Svizzeradi Andrea Terzi

 

Fonte:http://www.ateconomics.com/2015/01/18/swiss-franc-cap-policy-gone-now-what/

Traduzione: Domenico Rondoni

 

Terminata la politica svizzera di mantenimento di un tetto al valore del franco. Ora cosa accadrà?

L’unica verità e fatto certo della mossa della Banca Nazionale Svizzera (BNS) dell’ultima settimana è che, da ora in poi, il valore del franco svizzero sarà il risultato delle “forze di mercato”.

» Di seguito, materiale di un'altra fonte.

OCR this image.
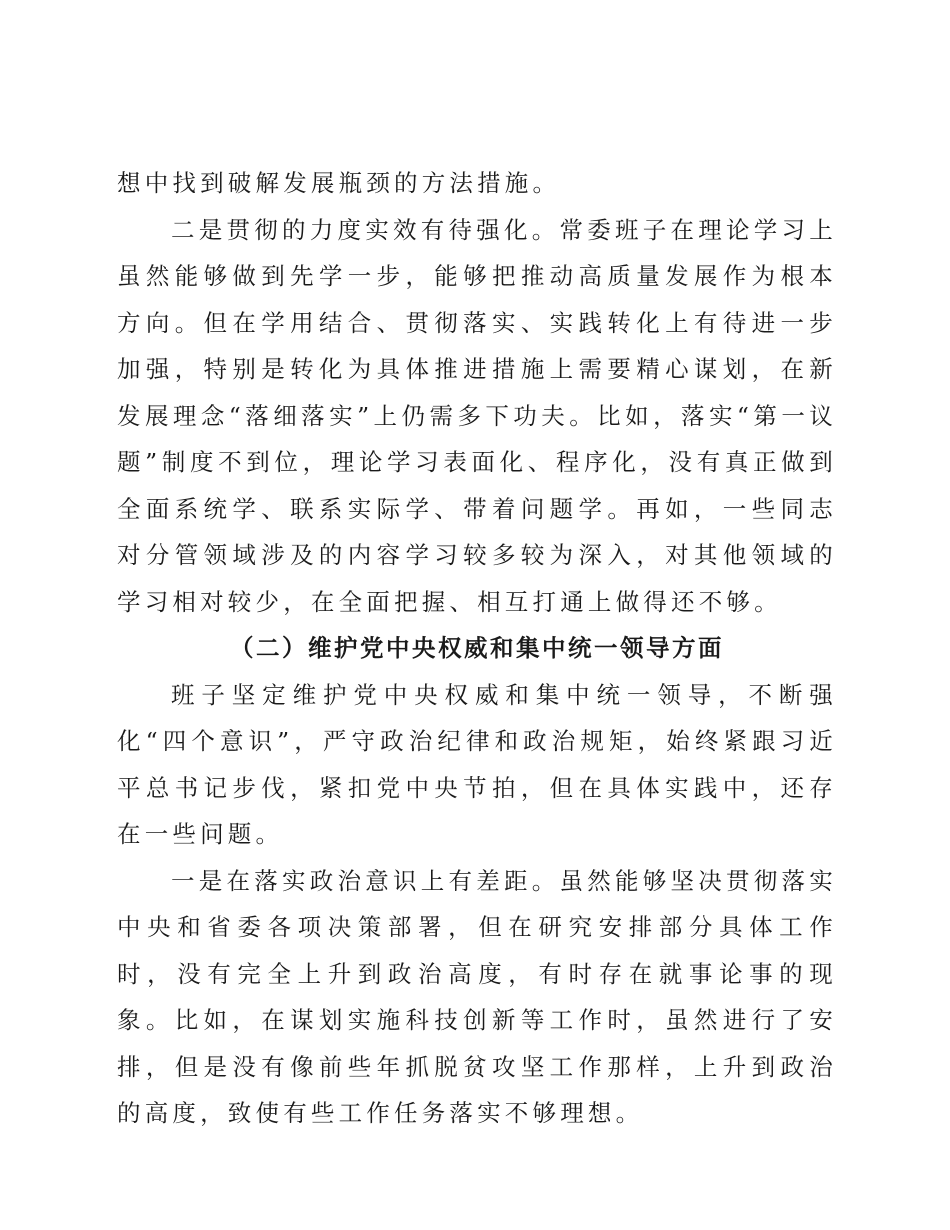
想中找到破解发展瓶颈的方法措施。

二是贯彻的力度实效有待强化。常委班子在理论学习上虽然能够做到先学一步，能够把推动高质量发展作为根本方向。但在学用结合、贯彻落实、实践转化上有待进一步加强，特别是转化为具体推进措施上需要精心谋划，在新发展理念“落细落实”上仍需多下功夫。比如，落实“第一议题”制度不到位，理论学习表面化、程序化，没有真正做到全面系统学、联系实际学、带着问题学。再如，一些同志对分管领域涉及的内容学习较多较为深入，对其他领域的学习相对较少，在全面把握、相互打通上做得还不够。

（二）维护党中央权威和集中统一领导方面

班子坚定维护党中央权威和集中统一领导，不断强化“四个意识”，严守政治纪律和政治规矩，始终紧跟习近平总书记步伐，紧扣党中央节拍，但在具体实践中，还存在一些问题。

一是在落实政治意识上有差距。虽然能够坚决贯彻落实中央和省委各项决策部署，但在研究安排部分具体工作时，没有完全上升到政治高度，有时存在就事论事的现象。比如，在谋划实施科技创新等工作时，虽然进行了安排，但是没有像前些年抓脱贫攻坚工作那样，上升到政治的高度，致使有些工作任务落实不够理想。
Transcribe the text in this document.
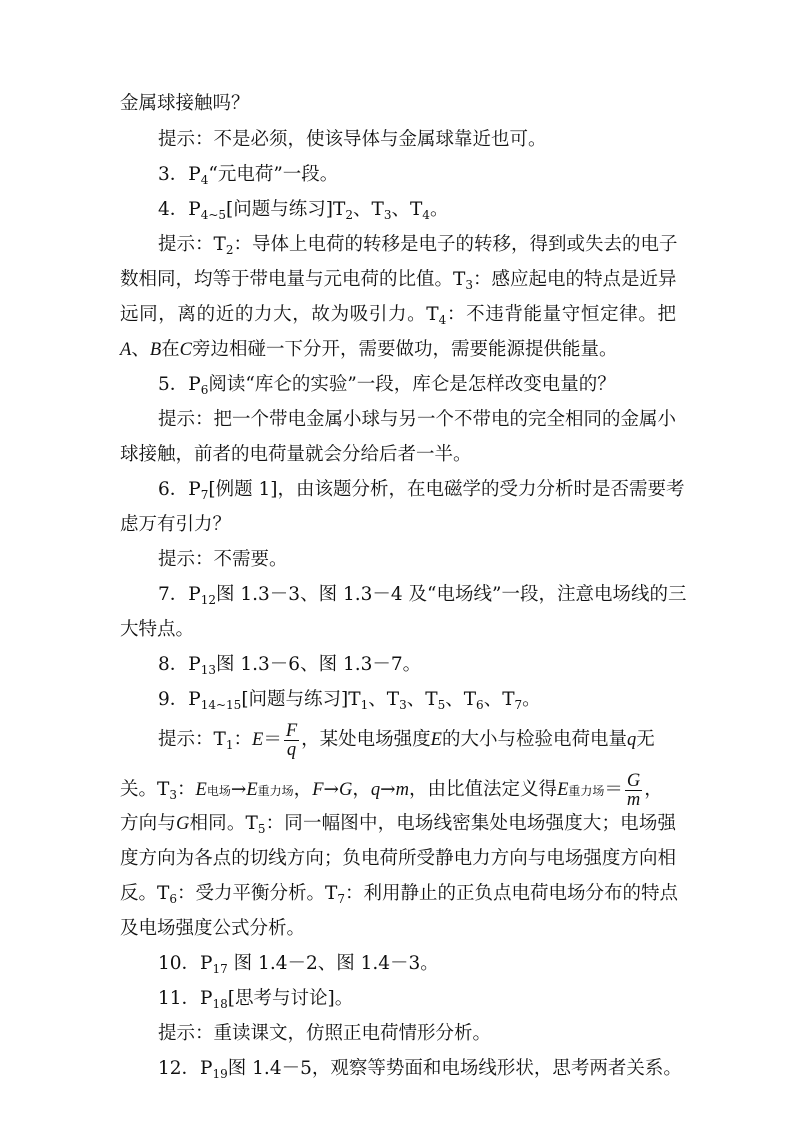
金属球接触吗？
提示：不是必须，使该导体与金属球靠近也可。
3．$P_4“$元电荷”一段。
4．$P_{4\sim 5}$[问题与练习]$T_2$、$T_3$、$T_4$。
提示：$T_2$：导体上电荷的转移是电子的转移，得到或失去的电子
数相同，均等于带电量与元电荷的比值。$T_3$：感应起电的特点是近异
远同，离的近的力大，故为吸引力。$T_4$：不违背能量守恒定律。把
A、B在C旁边相碰一下分开，需要做功，需要能源提供能量。
5．$P_6$阅读“库仑的实验”一段，库仑是怎样改变电量的？
提示：把一个带电金属小球与另一个不带电的完全相同的金属小
球接触，前者的电荷量就会分给后者一半。
6．$P_7$[例题 1]，由该题分析，在电磁学的受力分析时是否需要考
虑万有引力？
提示：不需要。
7．$P_{12}$图 1.3－3、图 1.3－4 及“电场线”一段，注意电场线的三
大特点。
8．$P_{13}$图 1.3－6、图 1.3－7。
9．$P_{14\sim 15}$[问题与练习]$T_1$、$T_3$、$T_5$、$T_6$、$T_7$。
提示：$T_1$：$E= \frac{F}{q}$ ，某处电场强度E的大小与检验电荷电量q无
关。$T_3$：E电场→E重力场，F→G，q→m，由比值法定义得E重力场＝ $\frac{G}{m}$ ，
方向与G相同。$T_5$：同一幅图中，电场线密集处电场强度大；电场强
度方向为各点的切线方向；负电荷所受静电力方向与电场强度方向相
反。$T_6$：受力平衡分析。$T_7$：利用静止的正负点电荷电场分布的特点
及电场强度公式分析。
10．$P_{17}$ 图 1.4－2、图 1.4－3。
11．$P_{18}$[思考与讨论]。
提示：重读课文，仿照正电荷情形分析。
12．$P_{19}$图 1.4－5，观察等势面和电场线形状，思考两者关系。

Qualsiasi politica mirata ad abbassare il valore della valuta nazionale (e quindi il potere di acquisto di prodotti esteri) è dovuta alla volontà di sostenere gli esportatori. Essa non è la politica corretta per incrementare il livello di occupazione e gli standard di vita nazionali. Dal punto di vista del pubblico interesse della Svizzera, non c’è alcuna ragione di piangere per la decisione di Thomas Jordan (se avevate preso prestiti consistenti in franchi svizzeri per investirli in dollari o euro, è un vostro problema).

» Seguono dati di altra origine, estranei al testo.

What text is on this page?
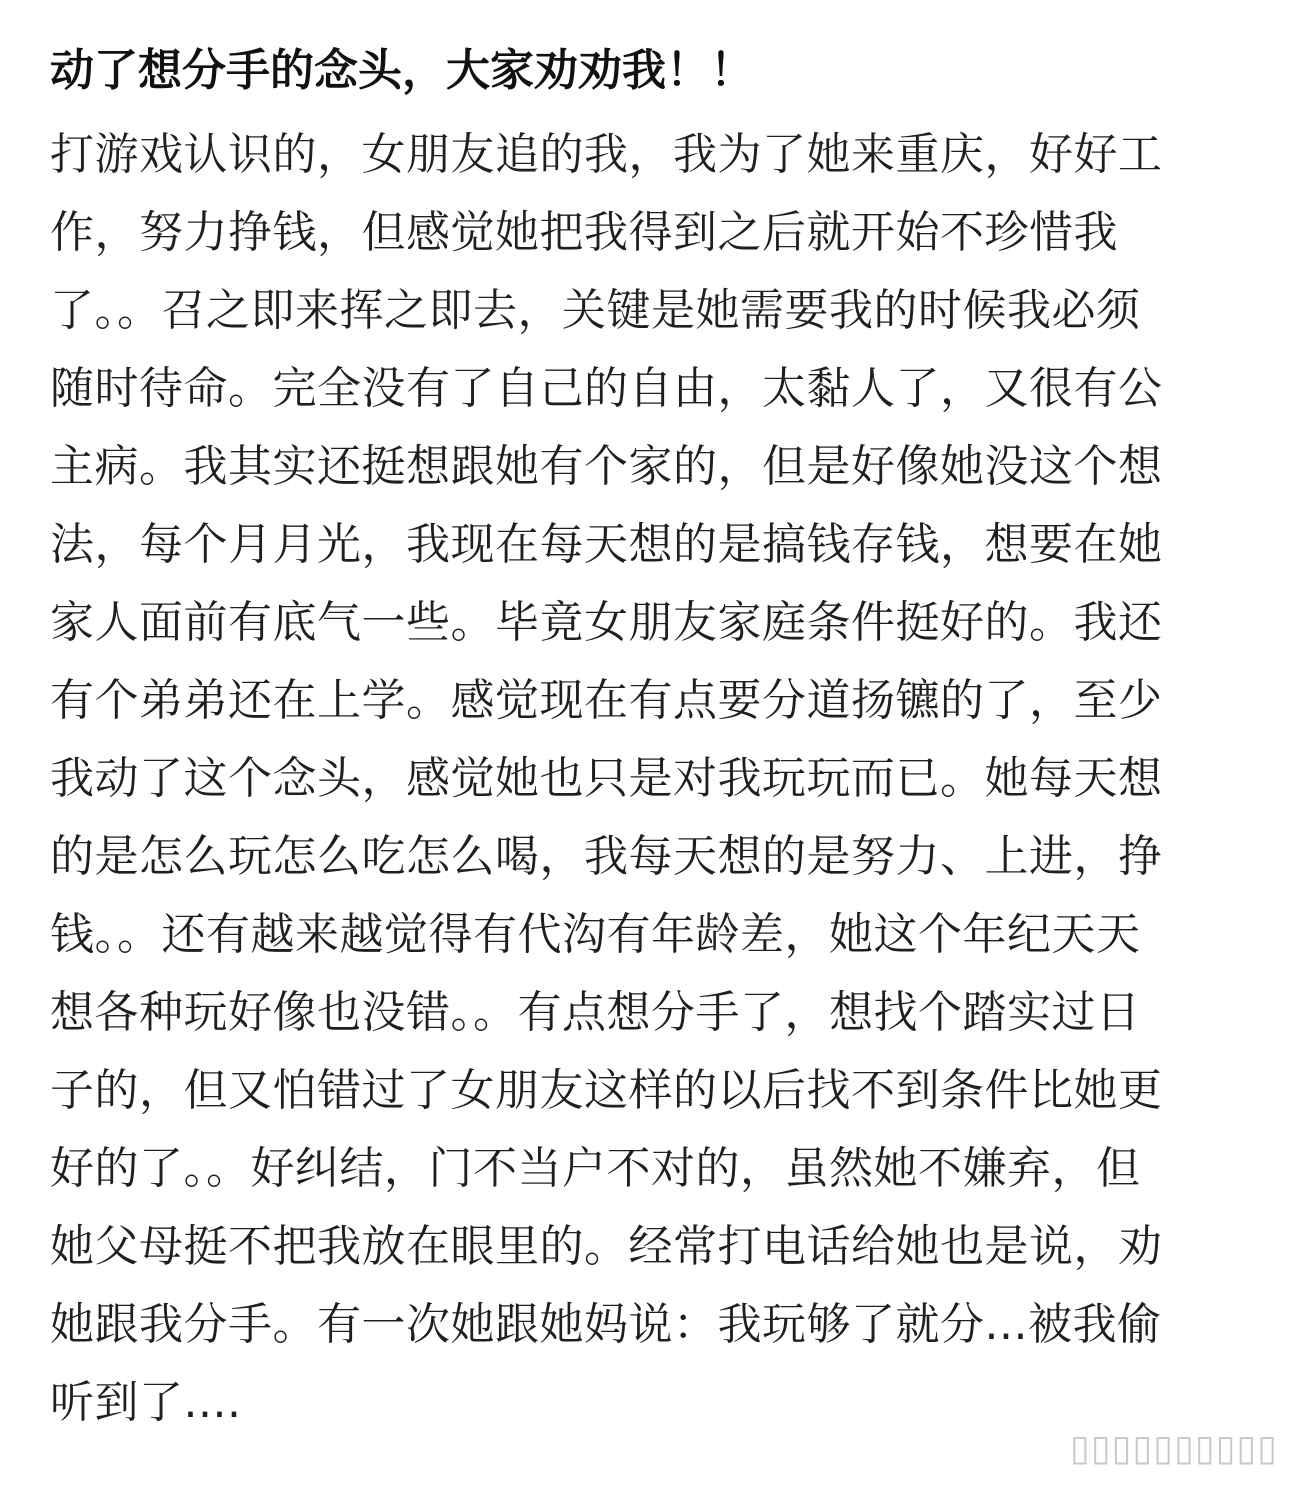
动了想分手的念头，大家劝劝我！！
打游戏认识的，女朋友追的我，我为了她来重庆，好好工
作，努力挣钱，但感觉她把我得到之后就开始不珍惜我
了。。召之即来挥之即去，关键是她需要我的时候我必须
随时待命。完全没有了自己的自由，太黏人了，又很有公
主病。我其实还挺想跟她有个家的，但是好像她没这个想
法，每个月月光，我现在每天想的是搞钱存钱，想要在她
家人面前有底气一些。毕竟女朋友家庭条件挺好的。我还
有个弟弟还在上学。感觉现在有点要分道扬镳的了，至少
我动了这个念头，感觉她也只是对我玩玩而已。她每天想
的是怎么玩怎么吃怎么喝，我每天想的是努力、上进，挣
钱。。还有越来越觉得有代沟有年龄差，她这个年纪天天
想各种玩好像也没错。。有点想分手了，想找个踏实过日
子的，但又怕错过了女朋友这样的以后找不到条件比她更
好的了。。好纠结，门不当户不对的，虽然她不嫌弃，但
她父母挺不把我放在眼里的。经常打电话给她也是说，劝
她跟我分手。有一次她跟她妈说：我玩够了就分...被我偷
听到了....
▯▯▯▯▯▯▯▯▯▯
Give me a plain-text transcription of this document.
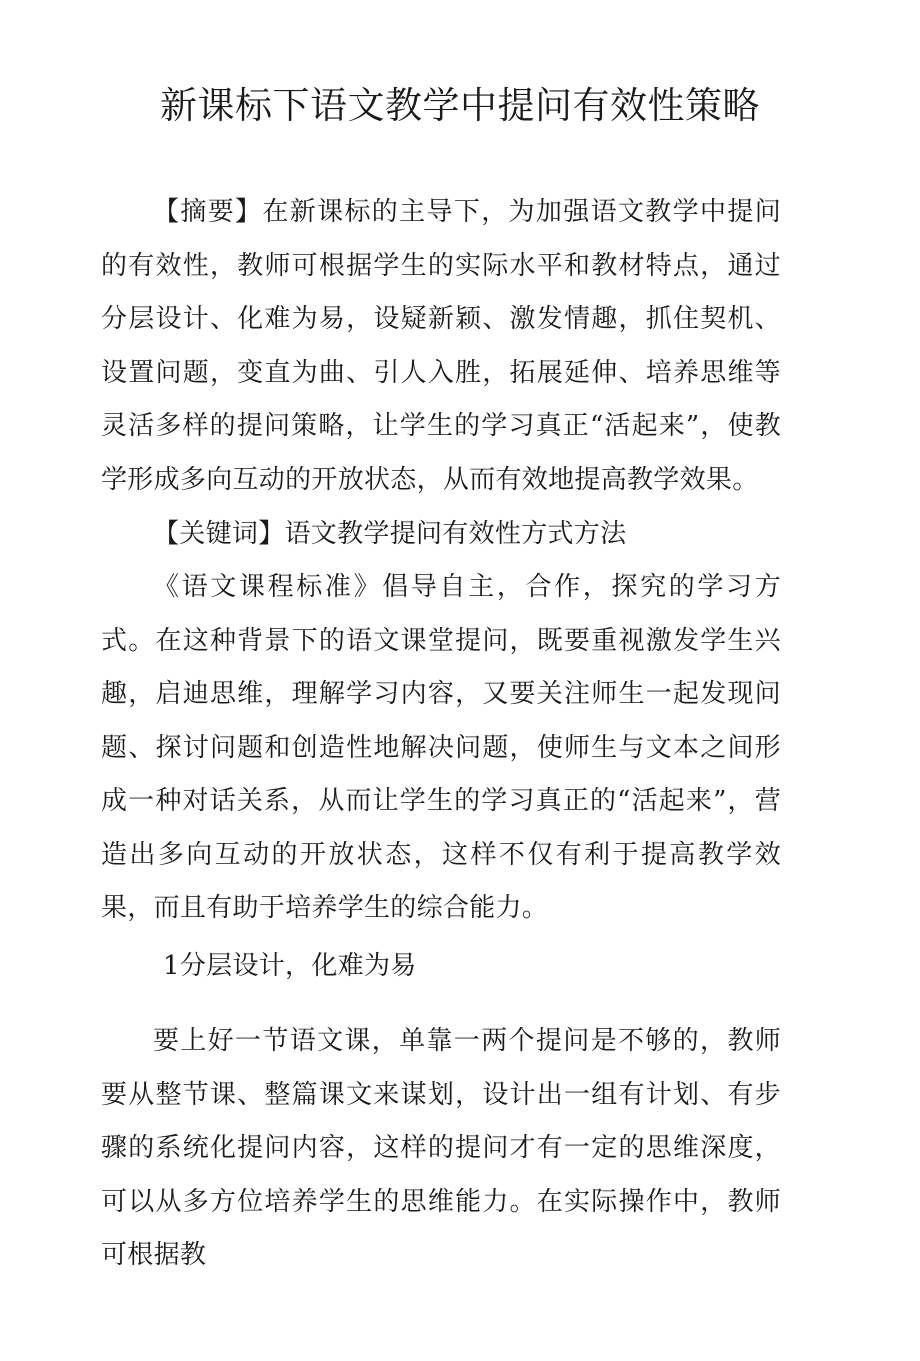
新课标下语文教学中提问有效性策略

【摘要】在新课标的主导下，为加强语文教学中提问的有效性，教师可根据学生的实际水平和教材特点，通过分层设计、化难为易，设疑新颖、激发情趣，抓住契机、设置问题，变直为曲、引人入胜，拓展延伸、培养思维等灵活多样的提问策略，让学生的学习真正“活起来”，使教学形成多向互动的开放状态，从而有效地提高教学效果。

【关键词】语文教学提问有效性方式方法

《语文课程标准》倡导自主，合作，探究的学习方式。在这种背景下的语文课堂提问，既要重视激发学生兴趣，启迪思维，理解学习内容，又要关注师生一起发现问题、探讨问题和创造性地解决问题，使师生与文本之间形成一种对话关系，从而让学生的学习真正的“活起来”，营造出多向互动的开放状态，这样不仅有利于提高教学效果，而且有助于培养学生的综合能力。

1分层设计，化难为易

要上好一节语文课，单靠一两个提问是不够的，教师要从整节课、整篇课文来谋划，设计出一组有计划、有步骤的系统化提问内容，这样的提问才有一定的思维深度，可以从多方位培养学生的思维能力。在实际操作中，教师可根据教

La BNS ha anche ulteriormente abbassato i tassi d’interesse spingendoli ancor di più in territorio negativo. E questo è più problematico per il benessere della Svizzera. I tassi negativi non sono di stimolo per l’economia. Un tasso negativo è una tassa sulle banche e sui loro clienti ed ha un effetto contrattivo sulla domanda, sui redditi e sull’occupazione.

E’ troppo presto per giudicare a quale valore, ora determinato dal mercato, si attesterà il franco svizzero. E’ possibile che una volta che tutte le “hedged positions” (posizioni finanziarie coperte, ndr) sono bilanciate, si stabilizzi non molto lontano da dove era.

Ma nel caso non accada, e il franco svizzero resti 15-20% più caro sui mercati valutari con tassi considerevolmente negativi, i produttori svizzeri dovranno probabilmente fare i conti con un calo delle vendite di una certa entità. Un incremento nella domanda interna è perciò indicato per prevenire la contrazione di redditi ed occupazione in Svizzera.

L'”economics of the flow-of-funds” ci insegna che questo può succedere solamente in congiunzione con un incremento ulteriore 
del debito pubblico o privato. Considerando le preoccupazione per l’alto debito privato in Svizzera, una politica che rimuove i limiti al debito al fine di realizzare investimenti pubblici in infrastrutture sembra l’approccio migliore per incrementare l’occupazione, i redditi e la produttività.